¿Por qué conviene depurarnos?

de del

Nuestro organismo posee sus propios mecanismos para depurarse, pero a veces no tiene energía suficiente, o nuestro hábitos no son los adecuados, y eso hace que el trabajo se le “acumule”, por eso es conveniente ayudarlo.

Las sustancias que nos intoxican la mayoría de las veces vienen del ambiente (tóxicos exógenos) o de nuestro propio cuerpo, (tóxicos endógenos).

TÓXICOS EXÓGENOS:

Residuos de industrias, de calefacciones, de vehículos.

Aditivos alimentarios, disolventes, plaguicidas, herbicidas y distintas sustancias químicas.

Sustancias como el alcohol. café, tabaco, drogas y medicamentos.

TÓXICOS ENDÓGENOS: La desproporción entre los alimentos consumidos y la cantidad que nuestro tubo digestivo es capaz de transformar, deja residuos susceptibles de procesos de putrefacción o fermentación, dando lugar a toxinas que pasan al torrente circulatorio sanguíneo.
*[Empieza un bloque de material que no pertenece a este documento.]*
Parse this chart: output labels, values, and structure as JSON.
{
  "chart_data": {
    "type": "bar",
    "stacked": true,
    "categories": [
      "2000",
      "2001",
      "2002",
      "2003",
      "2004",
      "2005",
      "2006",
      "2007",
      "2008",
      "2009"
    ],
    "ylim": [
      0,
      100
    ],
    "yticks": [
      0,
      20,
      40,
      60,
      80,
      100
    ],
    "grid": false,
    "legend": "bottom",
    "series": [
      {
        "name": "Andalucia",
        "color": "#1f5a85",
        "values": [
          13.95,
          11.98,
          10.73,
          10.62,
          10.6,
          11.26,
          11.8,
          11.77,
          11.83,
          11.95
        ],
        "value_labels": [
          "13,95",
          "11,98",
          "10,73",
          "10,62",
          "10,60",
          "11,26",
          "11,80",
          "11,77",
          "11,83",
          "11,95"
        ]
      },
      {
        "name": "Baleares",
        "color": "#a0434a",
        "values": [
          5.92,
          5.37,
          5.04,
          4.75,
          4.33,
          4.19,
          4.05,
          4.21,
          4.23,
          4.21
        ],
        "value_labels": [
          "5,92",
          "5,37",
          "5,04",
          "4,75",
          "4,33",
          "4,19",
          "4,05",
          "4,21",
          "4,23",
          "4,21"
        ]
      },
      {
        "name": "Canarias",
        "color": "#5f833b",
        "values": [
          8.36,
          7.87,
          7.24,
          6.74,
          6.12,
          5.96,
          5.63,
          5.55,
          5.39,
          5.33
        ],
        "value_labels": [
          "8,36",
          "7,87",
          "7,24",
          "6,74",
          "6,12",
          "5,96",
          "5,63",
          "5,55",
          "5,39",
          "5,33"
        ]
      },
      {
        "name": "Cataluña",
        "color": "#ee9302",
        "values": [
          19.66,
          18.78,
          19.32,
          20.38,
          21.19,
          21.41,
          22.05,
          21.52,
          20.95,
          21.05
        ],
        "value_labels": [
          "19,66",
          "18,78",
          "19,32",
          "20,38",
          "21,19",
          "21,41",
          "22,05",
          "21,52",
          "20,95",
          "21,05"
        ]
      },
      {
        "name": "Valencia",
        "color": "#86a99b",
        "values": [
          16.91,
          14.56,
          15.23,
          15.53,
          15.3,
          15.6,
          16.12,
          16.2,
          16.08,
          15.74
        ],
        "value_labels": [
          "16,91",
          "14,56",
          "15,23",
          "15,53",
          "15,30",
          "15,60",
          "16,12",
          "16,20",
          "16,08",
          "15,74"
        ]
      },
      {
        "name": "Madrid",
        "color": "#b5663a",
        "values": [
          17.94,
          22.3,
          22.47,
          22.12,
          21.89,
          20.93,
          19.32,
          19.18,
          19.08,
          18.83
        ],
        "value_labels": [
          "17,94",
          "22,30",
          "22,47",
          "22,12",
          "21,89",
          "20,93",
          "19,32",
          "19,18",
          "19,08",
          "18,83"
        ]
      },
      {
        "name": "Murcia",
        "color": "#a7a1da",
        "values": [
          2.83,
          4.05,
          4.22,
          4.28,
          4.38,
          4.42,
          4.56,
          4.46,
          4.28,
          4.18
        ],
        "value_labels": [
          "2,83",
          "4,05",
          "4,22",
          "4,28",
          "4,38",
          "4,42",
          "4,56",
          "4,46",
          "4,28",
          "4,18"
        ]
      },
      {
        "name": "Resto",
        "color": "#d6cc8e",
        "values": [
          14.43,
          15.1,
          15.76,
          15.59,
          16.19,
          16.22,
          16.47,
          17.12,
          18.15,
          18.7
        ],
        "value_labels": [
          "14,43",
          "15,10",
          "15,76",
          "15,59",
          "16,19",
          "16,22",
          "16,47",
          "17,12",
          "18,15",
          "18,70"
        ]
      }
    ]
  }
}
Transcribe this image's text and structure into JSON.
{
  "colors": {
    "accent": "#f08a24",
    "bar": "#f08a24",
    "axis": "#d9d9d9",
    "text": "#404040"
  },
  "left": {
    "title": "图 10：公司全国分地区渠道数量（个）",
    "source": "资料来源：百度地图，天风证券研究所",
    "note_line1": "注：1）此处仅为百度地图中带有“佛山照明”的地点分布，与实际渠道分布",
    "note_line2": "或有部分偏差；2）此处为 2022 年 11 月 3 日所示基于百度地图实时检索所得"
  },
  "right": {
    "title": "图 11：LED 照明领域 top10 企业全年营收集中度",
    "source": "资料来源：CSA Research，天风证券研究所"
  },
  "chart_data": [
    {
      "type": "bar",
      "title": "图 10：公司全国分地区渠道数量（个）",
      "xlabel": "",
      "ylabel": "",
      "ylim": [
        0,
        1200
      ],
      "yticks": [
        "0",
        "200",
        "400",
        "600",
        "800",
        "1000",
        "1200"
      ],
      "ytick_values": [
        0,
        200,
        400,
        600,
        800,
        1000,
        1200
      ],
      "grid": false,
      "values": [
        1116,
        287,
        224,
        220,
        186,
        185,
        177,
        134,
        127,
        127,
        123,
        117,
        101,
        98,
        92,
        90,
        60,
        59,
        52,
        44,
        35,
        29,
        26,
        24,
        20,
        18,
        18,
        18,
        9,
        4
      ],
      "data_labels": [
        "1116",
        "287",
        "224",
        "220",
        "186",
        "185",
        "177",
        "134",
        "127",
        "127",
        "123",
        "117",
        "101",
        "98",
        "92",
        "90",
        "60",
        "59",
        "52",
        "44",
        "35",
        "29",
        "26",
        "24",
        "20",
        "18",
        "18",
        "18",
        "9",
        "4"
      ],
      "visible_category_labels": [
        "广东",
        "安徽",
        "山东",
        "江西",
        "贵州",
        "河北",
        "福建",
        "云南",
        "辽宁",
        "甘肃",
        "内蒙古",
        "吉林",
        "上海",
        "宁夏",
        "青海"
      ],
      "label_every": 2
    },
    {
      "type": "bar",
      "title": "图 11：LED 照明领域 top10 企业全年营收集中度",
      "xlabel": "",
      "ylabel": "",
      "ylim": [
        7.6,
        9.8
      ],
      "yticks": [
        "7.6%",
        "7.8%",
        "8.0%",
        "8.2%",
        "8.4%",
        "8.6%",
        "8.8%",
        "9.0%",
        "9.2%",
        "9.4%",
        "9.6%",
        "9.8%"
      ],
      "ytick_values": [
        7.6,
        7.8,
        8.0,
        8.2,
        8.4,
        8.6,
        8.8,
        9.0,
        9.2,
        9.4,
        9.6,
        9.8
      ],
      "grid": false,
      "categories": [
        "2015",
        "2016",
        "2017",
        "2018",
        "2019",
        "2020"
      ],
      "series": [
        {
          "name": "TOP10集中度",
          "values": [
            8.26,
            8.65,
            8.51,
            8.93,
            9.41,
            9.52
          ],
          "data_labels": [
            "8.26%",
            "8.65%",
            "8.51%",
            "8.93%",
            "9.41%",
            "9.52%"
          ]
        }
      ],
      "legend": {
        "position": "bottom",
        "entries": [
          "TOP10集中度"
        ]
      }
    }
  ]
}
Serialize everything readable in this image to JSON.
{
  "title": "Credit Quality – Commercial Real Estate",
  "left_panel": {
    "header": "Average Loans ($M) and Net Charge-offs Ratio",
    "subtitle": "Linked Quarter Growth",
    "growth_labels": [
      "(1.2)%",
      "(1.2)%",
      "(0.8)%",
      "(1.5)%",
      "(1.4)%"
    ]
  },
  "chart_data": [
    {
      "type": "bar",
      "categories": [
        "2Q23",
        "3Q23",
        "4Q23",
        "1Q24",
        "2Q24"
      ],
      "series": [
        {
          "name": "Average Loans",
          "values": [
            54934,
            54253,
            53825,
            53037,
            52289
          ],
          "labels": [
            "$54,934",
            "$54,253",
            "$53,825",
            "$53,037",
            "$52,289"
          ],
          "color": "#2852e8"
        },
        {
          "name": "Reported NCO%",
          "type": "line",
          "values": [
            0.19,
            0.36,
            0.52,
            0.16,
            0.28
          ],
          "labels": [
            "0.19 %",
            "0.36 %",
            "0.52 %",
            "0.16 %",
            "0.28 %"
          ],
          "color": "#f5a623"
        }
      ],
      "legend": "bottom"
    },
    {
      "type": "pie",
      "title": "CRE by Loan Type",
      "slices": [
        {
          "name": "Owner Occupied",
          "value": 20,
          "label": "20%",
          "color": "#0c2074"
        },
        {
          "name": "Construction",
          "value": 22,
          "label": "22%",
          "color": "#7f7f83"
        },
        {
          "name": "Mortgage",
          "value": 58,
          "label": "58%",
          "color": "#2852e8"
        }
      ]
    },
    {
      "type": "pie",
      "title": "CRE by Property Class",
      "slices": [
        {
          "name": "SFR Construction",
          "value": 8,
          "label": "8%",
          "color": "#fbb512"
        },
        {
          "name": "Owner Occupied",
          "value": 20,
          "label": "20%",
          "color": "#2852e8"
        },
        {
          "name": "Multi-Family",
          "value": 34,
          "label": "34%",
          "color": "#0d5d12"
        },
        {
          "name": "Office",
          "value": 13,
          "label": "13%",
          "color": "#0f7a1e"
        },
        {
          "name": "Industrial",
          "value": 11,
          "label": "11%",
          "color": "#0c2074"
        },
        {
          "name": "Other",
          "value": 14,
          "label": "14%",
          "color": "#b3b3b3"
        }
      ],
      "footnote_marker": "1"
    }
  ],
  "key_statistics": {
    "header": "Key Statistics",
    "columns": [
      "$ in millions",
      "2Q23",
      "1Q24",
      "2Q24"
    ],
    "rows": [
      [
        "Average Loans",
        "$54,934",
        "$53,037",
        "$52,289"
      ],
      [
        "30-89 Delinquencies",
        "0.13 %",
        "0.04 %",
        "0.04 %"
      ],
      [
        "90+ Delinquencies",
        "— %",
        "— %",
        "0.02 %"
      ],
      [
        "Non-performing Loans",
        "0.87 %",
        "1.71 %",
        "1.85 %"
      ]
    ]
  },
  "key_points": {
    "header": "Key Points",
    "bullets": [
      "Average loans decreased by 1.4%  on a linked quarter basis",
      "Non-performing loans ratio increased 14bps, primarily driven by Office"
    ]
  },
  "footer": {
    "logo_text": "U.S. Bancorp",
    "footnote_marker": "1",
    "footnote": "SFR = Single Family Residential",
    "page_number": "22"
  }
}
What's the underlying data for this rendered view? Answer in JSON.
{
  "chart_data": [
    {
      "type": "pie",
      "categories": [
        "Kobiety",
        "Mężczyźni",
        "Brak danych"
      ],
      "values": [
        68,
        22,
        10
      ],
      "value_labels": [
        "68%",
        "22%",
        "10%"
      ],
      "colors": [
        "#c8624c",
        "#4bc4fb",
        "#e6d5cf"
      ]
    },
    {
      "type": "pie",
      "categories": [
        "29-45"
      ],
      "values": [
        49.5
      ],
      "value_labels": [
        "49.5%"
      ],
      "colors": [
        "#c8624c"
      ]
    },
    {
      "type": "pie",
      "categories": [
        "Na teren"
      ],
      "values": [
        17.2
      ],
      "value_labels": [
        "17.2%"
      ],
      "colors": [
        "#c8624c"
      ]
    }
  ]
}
También los procesos metabólicos producen sustancias de desecho que si no son correctamente eliminadas puden resultar “tóxicas”: ácido úrico, colesterol, radicales libres.

No podemos olvidarnos del estrés y los bloqueos emocionales.. Cuando nuestro cerebro consume un exceso de energía tiene que restarla de la que necesitan nuestros órganos eliminadores.

¿QUÉ PODEMOS HACER?

Cuidar especialmente nuestra alimentación y la ingesta de líquidos.

Ayudarnos con suplementos y plantas medicinales usados tradicionalmente para favorecer las funciones de limpieza de los órganos de eliminación.

¿QUÉ CARACTERÍSTICAS DEBE TENER ESTA DIETA?

No debe contener alimentos difíciles de digerir (comida industrial, guisos muy elaborados y condimentados, exceso de grasa,de proteínas, de azúcares, de sal).

Debe favorecer los procesos digestivos, metabólicos y de eliminación.

Tomar suficientes líquidos, en forma de caldos depurativos o infusiones.

Tomar suficiente fibra y semillas que favorecen la función intestinal (lino, sésamo, chía).

No debe contener tóxicos

PARA HACERLO MEJOR:

Mastica MUY BIEN los alimentos

Cuando cocines, no frías ni sofrías

Procura comer los alimentos recien preparados, sin recalentar, y por supuesto que no sean precocinados.

Come cada tres o cuatro horas

Si eres una persona de poco apetito, tendente a las digestiones lentas y pesadas, toma alimentos calientes y pon calor en el estómago después de comer. Puedes usar comprimidos de papaya y piña antes de las comidas y tomar infusión de jenjibre después de comer.

Si por el contrario, eres de mucho apetito, tiendes al ardor entre comidas, te apetece beber y tomar estimulantes. Toma alimentos refrescantes (lechuga, apio, calabacín y pepino, ensaladas). Puede venirte bien hacer una cura de frutas durante un día. Después de comer puedes tomar infusiones de menta o manzanilla.